O “LIBÉLULAS ALEGRES EN LAS CHARCAS”
Impresiones del estado de abandono de la
charca de Condres y el
desolado panorama en que se admira
este paisaje.
Por José Ramón Muñiz
Álvarez
Texto dedicado a los sobrinos
del autor: Jimena Muñiz
Fernández y Mael
Muñiz Vega

Las horas fugitivas que corren sigilosas, buscando con apuro su destino, reflejan en la charca los brillos de la tarde, sus colores. Y es bello contemplarlos callados, melancólicos y tristes, dejados al silencio de la nada, como un jardín sin rosas que vive desolado, que muere desolado, mientras muere la muerte del dolor de su abandono: pues es el abandono lo que arranca la vida que florece donde los juncos mismos esperan, a la orilla, como entonces, el soplo de la brisa del ocaso.
Por eso me imagino libélulas alegres que corren a sus anchas los espacios, y miran, con cautela, los brillos de las tardes en esa superficie cristalina. Y quiero ver las alas que agitan con violencia en pleno vuelo, pues esa rapidez las hace hermosas en aires invisibles que esperan en silencio las lluvias que traerá el abril callado, si no se escucha ya la voz del cuco. (Parece que el cuclillo es buen amigo de las frondosidades que tienen como reino la ardilla y el raposo, donde suele tener la comadreja su guarida).
No ignoro que el paisaje presenta la belleza que tienen los lugares donde el agua descansa mansamente, como un tesoro mágico y hermoso. Lo saben los anfibios que habitan esta zona de sosiegos que se hacen aburridos para todos, si no lo es por la lluvia que rompe las quietudes de su jardín monótono y tardío que espera las visitas de la gente. Mas no viene la gente a estos lugares que hallamos en silencio, si no suenan las voces del hábil ratonero, del milano que cazan en la zona lo que encuentran.
También hay una casa, no lejos del sendero, que queda al abandono de su suerte, dejada a su infortunio, como una ruina indigna del pasado. No queda la techumbre que tuvo la panera en otro tiempo, cuando las gentes eran campesinas y amaban y cuidaban lugares tan hermosos como esta charca bella que reposa su calma, su paciencia y su tristeza. No pocos animales han tenido guarida en el rincón, y, a veces, los vecinos, echaron en la charca carpas, truchas, tortugas que nadaron en sus aguas.

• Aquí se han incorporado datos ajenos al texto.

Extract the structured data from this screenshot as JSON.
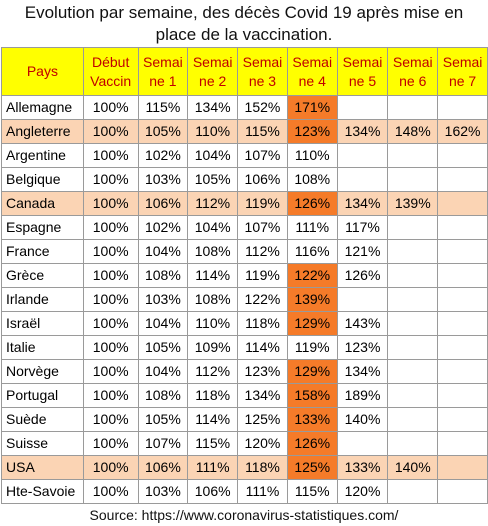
{
  "title": {
    "line1": "Evolution par semaine, des décès Covid 19 après mise en",
    "line2": "place de la vaccination."
  },
  "colors": {
    "header_bg": "#ffff00",
    "header_text": "#c00000",
    "highlight_row": "#fbd4b4",
    "peak_cell": "#f57b29"
  },
  "table": {
    "headers": [
      [
        "Pays",
        ""
      ],
      [
        "Début",
        "Vaccin"
      ],
      [
        "Semai",
        "ne 1"
      ],
      [
        "Semai",
        "ne 2"
      ],
      [
        "Semai",
        "ne 3"
      ],
      [
        "Semai",
        "ne 4"
      ],
      [
        "Semai",
        "ne 5"
      ],
      [
        "Semai",
        "ne 6"
      ],
      [
        "Semai",
        "ne 7"
      ]
    ],
    "rows": [
      {
        "country": "Allemagne",
        "cells": [
          "100%",
          "115%",
          "134%",
          "152%",
          "171%",
          "",
          "",
          ""
        ],
        "highlight": false,
        "peak": 4
      },
      {
        "country": "Angleterre",
        "cells": [
          "100%",
          "105%",
          "110%",
          "115%",
          "123%",
          "134%",
          "148%",
          "162%"
        ],
        "highlight": true,
        "peak": 4
      },
      {
        "country": "Argentine",
        "cells": [
          "100%",
          "102%",
          "104%",
          "107%",
          "110%",
          "",
          "",
          ""
        ],
        "highlight": false,
        "peak": -1
      },
      {
        "country": "Belgique",
        "cells": [
          "100%",
          "103%",
          "105%",
          "106%",
          "108%",
          "",
          "",
          ""
        ],
        "highlight": false,
        "peak": -1
      },
      {
        "country": "Canada",
        "cells": [
          "100%",
          "106%",
          "112%",
          "119%",
          "126%",
          "134%",
          "139%",
          ""
        ],
        "highlight": true,
        "peak": 4
      },
      {
        "country": "Espagne",
        "cells": [
          "100%",
          "102%",
          "104%",
          "107%",
          "111%",
          "117%",
          "",
          ""
        ],
        "highlight": false,
        "peak": -1
      },
      {
        "country": "France",
        "cells": [
          "100%",
          "104%",
          "108%",
          "112%",
          "116%",
          "121%",
          "",
          ""
        ],
        "highlight": false,
        "peak": -1
      },
      {
        "country": "Grèce",
        "cells": [
          "100%",
          "108%",
          "114%",
          "119%",
          "122%",
          "126%",
          "",
          ""
        ],
        "highlight": false,
        "peak": 4
      },
      {
        "country": "Irlande",
        "cells": [
          "100%",
          "103%",
          "108%",
          "122%",
          "139%",
          "",
          "",
          ""
        ],
        "highlight": false,
        "peak": 4
      },
      {
        "country": "Israël",
        "cells": [
          "100%",
          "104%",
          "110%",
          "118%",
          "129%",
          "143%",
          "",
          ""
        ],
        "highlight": false,
        "peak": 4
      },
      {
        "country": "Italie",
        "cells": [
          "100%",
          "105%",
          "109%",
          "114%",
          "119%",
          "123%",
          "",
          ""
        ],
        "highlight": false,
        "peak": -1
      },
      {
        "country": "Norvège",
        "cells": [
          "100%",
          "104%",
          "112%",
          "123%",
          "129%",
          "134%",
          "",
          ""
        ],
        "highlight": false,
        "peak": 4
      },
      {
        "country": "Portugal",
        "cells": [
          "100%",
          "108%",
          "118%",
          "134%",
          "158%",
          "189%",
          "",
          ""
        ],
        "highlight": false,
        "peak": 4
      },
      {
        "country": "Suède",
        "cells": [
          "100%",
          "105%",
          "114%",
          "125%",
          "133%",
          "140%",
          "",
          ""
        ],
        "highlight": false,
        "peak": 4
      },
      {
        "country": "Suisse",
        "cells": [
          "100%",
          "107%",
          "115%",
          "120%",
          "126%",
          "",
          "",
          ""
        ],
        "highlight": false,
        "peak": 4
      },
      {
        "country": "USA",
        "cells": [
          "100%",
          "106%",
          "111%",
          "118%",
          "125%",
          "133%",
          "140%",
          ""
        ],
        "highlight": true,
        "peak": 4
      },
      {
        "country": "Hte-Savoie",
        "cells": [
          "100%",
          "103%",
          "106%",
          "111%",
          "115%",
          "120%",
          "",
          ""
        ],
        "highlight": false,
        "peak": -1
      }
    ]
  },
  "source": "Source: https://www.coronavirus-statistiques.com/"
}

Su origen lo conocen acaso los más viejos, pues ellos saben siempre de las cosas que existen en las villas y saben referir toda la historia: en tiempos no lejanos la charca no existía, mas cavaron, para sacar el barro de la zona, formando la cantera que el agua llenó pronto, después de que la teja y el ladrillo dejaran de pagarse como deben. Por eso lo poblaron animales y el agua ve la vida de garzas y azulones, quién sabe si lechuzas en las noches y algún halcón, si quiere, de mañana.